THE SNP’s Mhairi Black was left bemused at Prime Minister’s Questions after her question on the economy was answered by a rant about the King’s coronation.

At an edition of PMQs which saw deputy leaders take centre stage due to Rishi Sunak being in the US, Black asked Tory minister Oliver Dowden about his party’s management of the economy.

READ MORE: Tory MSP panned after claim Scotland is 'not an attractive place' to live

The SNP’s depute group leader said: “When the Prime Minister took office he said he would put economic stability and confidence at the heart of this government.

“Today, UK interest rates are one of the highest in the G20 and mortgage rates are rising, nearly back to where they were after the former PM crashed the economy.”

She added: “Is it not the case that this government’s biggest achievement is that they’re trashing the economy just a wee bit slower than their predecessor?”

In his response, the deputy prime minister attacked Black for her views on the King’s coronation, which was held on May 6.

Dowden said: “I don’t know whether the honourable lady had been following the news today but actually again the OECD upgraded our growth forecasts.

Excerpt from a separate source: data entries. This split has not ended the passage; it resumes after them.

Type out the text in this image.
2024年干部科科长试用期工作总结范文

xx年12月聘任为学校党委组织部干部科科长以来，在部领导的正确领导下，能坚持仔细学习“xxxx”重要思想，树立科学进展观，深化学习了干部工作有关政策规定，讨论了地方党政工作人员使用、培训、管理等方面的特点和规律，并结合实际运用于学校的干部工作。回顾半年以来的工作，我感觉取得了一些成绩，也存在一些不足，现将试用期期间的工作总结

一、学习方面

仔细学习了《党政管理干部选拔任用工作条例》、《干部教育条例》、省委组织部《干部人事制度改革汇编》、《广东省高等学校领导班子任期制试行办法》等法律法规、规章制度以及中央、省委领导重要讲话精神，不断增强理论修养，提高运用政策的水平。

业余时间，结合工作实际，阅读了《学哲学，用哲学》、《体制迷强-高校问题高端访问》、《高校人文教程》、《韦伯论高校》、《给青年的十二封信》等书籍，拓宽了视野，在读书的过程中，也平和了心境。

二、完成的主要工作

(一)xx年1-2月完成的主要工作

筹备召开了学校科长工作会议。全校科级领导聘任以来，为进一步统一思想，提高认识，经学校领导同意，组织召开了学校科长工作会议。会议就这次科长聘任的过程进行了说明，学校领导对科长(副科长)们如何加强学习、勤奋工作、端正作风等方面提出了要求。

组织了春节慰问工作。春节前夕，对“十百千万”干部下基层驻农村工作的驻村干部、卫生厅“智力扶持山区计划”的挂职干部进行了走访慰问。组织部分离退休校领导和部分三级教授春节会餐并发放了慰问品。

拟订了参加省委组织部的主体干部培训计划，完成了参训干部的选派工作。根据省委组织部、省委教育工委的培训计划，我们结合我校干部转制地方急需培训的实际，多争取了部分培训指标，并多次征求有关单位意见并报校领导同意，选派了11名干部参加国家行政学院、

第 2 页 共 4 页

“And really, one month ago the whole nation came together celebrating that wonderful moment of pomp, pageantry, and pride in our nation. What did the honuorable lady describe it as? I quote, I quote, a pantomime. Well the real pantomime is the SNP in Scotland.”

Black responded by saying she did “not know what question” Dowden had been responding to.

She went on to list Tory government plans such as tax cuts for the richest and the reported £6 billion which is to be spent over two years on detaining and deporting people who arrive in the UK in small boats.

Black asked: “Is the view from the Prime Minister’s luxury helicopter so skewed that during a cost of living crisis he thinks this is what people’s priorities are?”

Sunak has repeatedly used helicopters rather than other forms of transport in recent weeks, including a trip to Kent on Monday that would have been around an hour by train.

Dowden's reference to the coronation was greeted with disdain by SNP MPs. On Twitter, Joanna Cherry said it was "extraordinarily tone deaf" to suggest that the coronation had "somehow [been] compensating" for the cost of living crisis, while John Nicolson quipped: "Ever feel the Tories are a wee bit out of touch?"

READ MORE: UK Government launches legal battle to prevent release of Boris Johnson's WhatsApps

Elsewhere at PMQs, Labour deputy leader Angela Rayner said the UK Government was “obstructing the Covid inquiry” with a judicial review and questioned whether voters would consider the decision a good use of public money.

She said: “They set up the inquiry to get to the truth, then blocked that inquiry from getting the information that it asked for, and now they’re taking it to court.

“Does he think working people will thank him for spending hundreds of thousands of pounds of their money on loophole lawyers, just so the Government can obstruct the Covid inquiry?”

Rayner also raised the Conservative Party 2019 manifesto pledge to ensure the judicial review process is “not abused” or used to “create needless delays”.

She asked: “The Tory manifesto promised to end the abuse of the judicial review – how’s it going?”

The quip landed well in the chamber, even prompting a laugh from the Speaker.

Dowden aimed a jab in return, taking aim at Rayner's expenses claims.

"I find it extraordinary that she should lecture us on value for money for the taxpayer when I understand she has purchased two pairs of noise-cancelling headphones on expenses," he said.

Dowden went on to repeat the Cabinet Office’s assertion that some information in Boris Johnson’s WhatsApp conversations were “wholly and unambiguously irrelevant” and needed to be withheld.

The deputy prime minister said: “We will provide the inquiry with each and every document related to Covid, including all internal discussions in any form as requested, while crucially protecting what is wholly and unambiguously irrelevant.

“Because essentially [Lady Hallett] is calling for years' worth of documents and messages between named individuals to be in scope and that could cover anything from civil servants’ medical conditions to intimate details about their families.”